Edith Mary Prentiss was born on Feb. 1, 1952, in Central Islip, N.Y., on Lengthy Island. She was one in every of six youngsters (and the one daughter) of Robert Prentiss, an electrician, and Patricia (Greenwood) Prentiss, a social employee.
Edith was asthmatic, and later diabetic. She started utilizing a wheelchair as soon as her bronchial asthma grew to become extreme when she was in her late 40s.
After incomes a level in sociology from Stony Brook College on Lengthy Island, she attended the School of Arts and Science at Miami College in Oxford, Ohio.
Early in her profession, Ms. Prentiss was an outreach caseworker for ARC XVI Fort Washington, a senior providers middle. Working from the Port Authority Bus Terminal, she performed blood stress screenings and helped older folks apply for metropolis providers and different advantages. She later labored with Holocaust survivors. Fern Hertzberg, the manager director of ARC, mentioned Ms. Prentiss’s final job, earlier than she retired in about 2006, was with a bodily remedy middle in her neighborhood.
Ms. Prentiss was president of the 504 Democratic Membership, which focuses on incapacity rights, and held positions with many different advocacy teams.
She wasn’t recognized only for her bullying methods. Years in the past, Susan Scheer, now chief govt of the Institute for Profession Improvement, an employment and coaching group for the disabled, was a New York Metropolis authorities official, and she or he met Ms. Prentiss within the normal means: being yelled at in varied hearings. But when Ms. Scheer, who has spina bifida, started utilizing a wheelchair a couple of decade in the past, she referred to as Ms. Prentiss for assist. She realized she had no thought learn how to navigate from her East Village house to her job at Metropolis Corridor by bus.
“Don’t fear,” she recalled Ms. Prentiss saying. “I’m on my means.” (It did take some time, with the same old impediments, like damaged subway elevators.)
As soon as there, Ms. Prentiss led Ms. Scheer out of her constructing and thru the snarls of visitors on 14th Road, blocking the autos that menaced them, as she coached Ms. Scheer by her first bus launch, which was rocky. As she ping-ponged down the aisle, she ran over the motive force’s toes. “Not your drawback,” Ms. Prentiss referred to as out behind her.
Ms. Prentiss then directed the less-than-enthusiastic driver to safe Ms. Scheer’s chair (drivers should not at all times diligent about this step). And because the passengers groaned and rolled their eyes, Ms. Scheer mentioned, Ms. Prentiss stared them down and introduced: “We’re studying right here, people. Let’s be affected person.”

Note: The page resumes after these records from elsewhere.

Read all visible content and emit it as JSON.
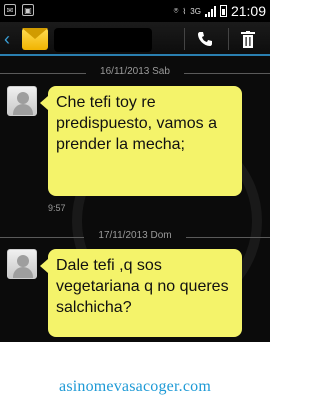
{
  "status_bar": {
    "network_label": "3G",
    "time": "21:09",
    "icons": [
      "mail-notification-icon",
      "image-notification-icon",
      "vibrate-icon",
      "wifi-icon",
      "signal-icon",
      "battery-icon"
    ]
  },
  "action_bar": {
    "back_icon": "back-arrow-icon",
    "contact_icon": "envelope-icon",
    "call_icon": "phone-icon",
    "delete_icon": "trash-icon"
  },
  "conversation": [
    {
      "date": "16/11/2013 Sab",
      "message": "Che tefi toy re predispuesto, vamos a prender la mecha;",
      "time": "9:57"
    },
    {
      "date": "17/11/2013 Dom",
      "message": "Dale tefi ,q sos vegetariana q no queres salchicha?",
      "time": ""
    }
  ],
  "footer": {
    "site": "asinomevasacoger.com"
  },
  "colors": {
    "bubble": "#f4f36a",
    "accent": "#3aa0d8",
    "chat_bg": "#0b0b0b",
    "footer_text": "#1e9ad6"
  }
}
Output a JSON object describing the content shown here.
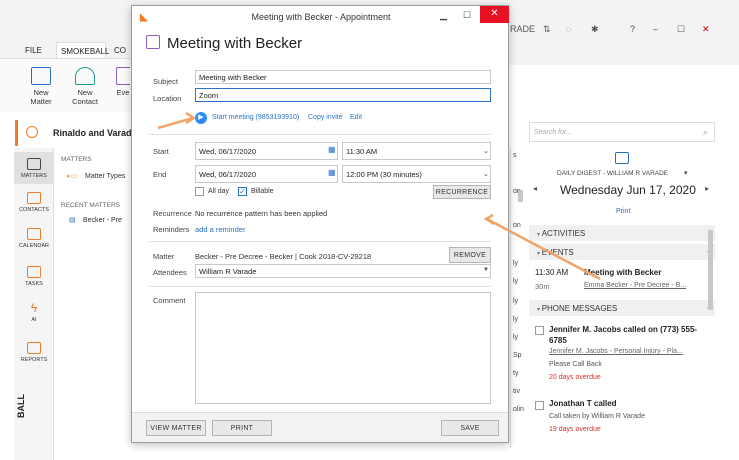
{
  "bg": {
    "tabs": [
      "FILE",
      "SMOKEBALL",
      "CO"
    ],
    "ribbon": [
      {
        "label": "New\nMatter"
      },
      {
        "label": "New\nContact"
      },
      {
        "label": "Eve"
      }
    ],
    "titlebar_trailing": "RADE",
    "banner_name": "Rinaldo and Varade",
    "search_placeholder": "Search for...",
    "nav": [
      "MATTERS",
      "CONTACTS",
      "CALENDAR",
      "TASKS",
      "AI",
      "REPORTS"
    ],
    "side": {
      "matters": "MATTERS",
      "matter_types": "Matter Types",
      "recent": "RECENT MATTERS",
      "recent_item": "Becker - Pre"
    },
    "vertical_label": "BALL",
    "right_fragments": [
      "s",
      "on",
      "on",
      "ly",
      "ly",
      "ly",
      "ly",
      "ly",
      "Sp",
      "ty",
      "tiv",
      "olin"
    ],
    "colors": {
      "accent": "#f07c2a",
      "link": "#2a72c9",
      "overdue": "#d0312d"
    }
  },
  "digest": {
    "header": "DAILY DIGEST - WILLIAM R VARADE",
    "date": "Wednesday Jun 17, 2020",
    "print": "Print",
    "activities": "ACTIVITIES",
    "events": "EVENTS",
    "event": {
      "time": "11:30 AM",
      "duration": "30m",
      "title": "Meeting with Becker",
      "sub": "Emma Becker - Pre Decree - B..."
    },
    "phone_messages": "PHONE MESSAGES",
    "messages": [
      {
        "title": "Jennifer M. Jacobs called on (773) 555-6785",
        "link": "Jennifer M. Jacobs - Personal Injury - Pla...",
        "note": "Please Call Back",
        "overdue": "20 days overdue"
      },
      {
        "title": "Jonathan T called",
        "link": "",
        "note": "Call taken by William R Varade",
        "overdue": "19 days overdue"
      }
    ]
  },
  "dialog": {
    "window_title": "Meeting with Becker - Appointment",
    "heading": "Meeting with Becker",
    "subject_label": "Subject",
    "subject_value": "Meeting with Becker",
    "location_label": "Location",
    "location_value": "Zoom",
    "zoom_start": "Start meeting (9853193910)",
    "zoom_copy": "Copy invite",
    "zoom_edit": "Edit",
    "start_label": "Start",
    "start_date": "Wed, 06/17/2020",
    "start_time": "11:30 AM",
    "end_label": "End",
    "end_date": "Wed, 06/17/2020",
    "end_time": "12:00 PM (30 minutes)",
    "all_day": "All day",
    "billable": "Billable",
    "recurrence_btn": "RECURRENCE",
    "recurrence_label": "Recurrence",
    "recurrence_value": "No recurrence pattern has been applied",
    "reminders_label": "Reminders",
    "add_reminder": "add a reminder",
    "matter_label": "Matter",
    "matter_value": "Becker - Pre Decree - Becker | Cook 2018-CV-29218",
    "remove_btn": "REMOVE",
    "attendees_label": "Attendees",
    "attendees_value": "William R Varade",
    "comment_label": "Comment",
    "view_matter_btn": "VIEW MATTER",
    "print_btn": "PRINT",
    "save_btn": "SAVE"
  }
}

In her intensive travels, her brother Andrew mentioned, Ms. Prentiss had many visitors accidents and was hit by quite a few autos, together with taxis, a metropolis bus and a FedEx truck. She was typically within the emergency room, but when there was a group board assembly or a metropolis listening to, she made certain to cellphone in from the hospital.
Along with her brother Andrew, Ms. Prentiss is survived by her different brothers, Michael, Robert Anthony, William John and David Neil.
In early January, Ms. Prentiss acquired her first dose of the Covid-19 vaccine on the Fort Washington Armory. Evidently, she had some complaints, as she instructed Ms. Hertzberg: The pencils to fill out the well being questionnaire have been the type generally known as golf pencils, and too small for folks with sure handbook disabilities. The typeface on the questionnaire wasn’t large enough. And the chairs set out within the post-vaccination ready space had no arms, which many individuals want as an support to face up with. She referred to as the hospital that was administering this system there — and, Ms. Hertzberg mentioned, you’ll be able to make certain that it didn’t take lengthy for the issues to be fastened.
For the final three years, Arlene Schulman, a photographer, author and filmmaker, has been engaged on a documentary referred to as “Edith Prentiss: Hell on Wheels,” a title its topic initially quibbled with. She didn’t assume it was robust sufficient.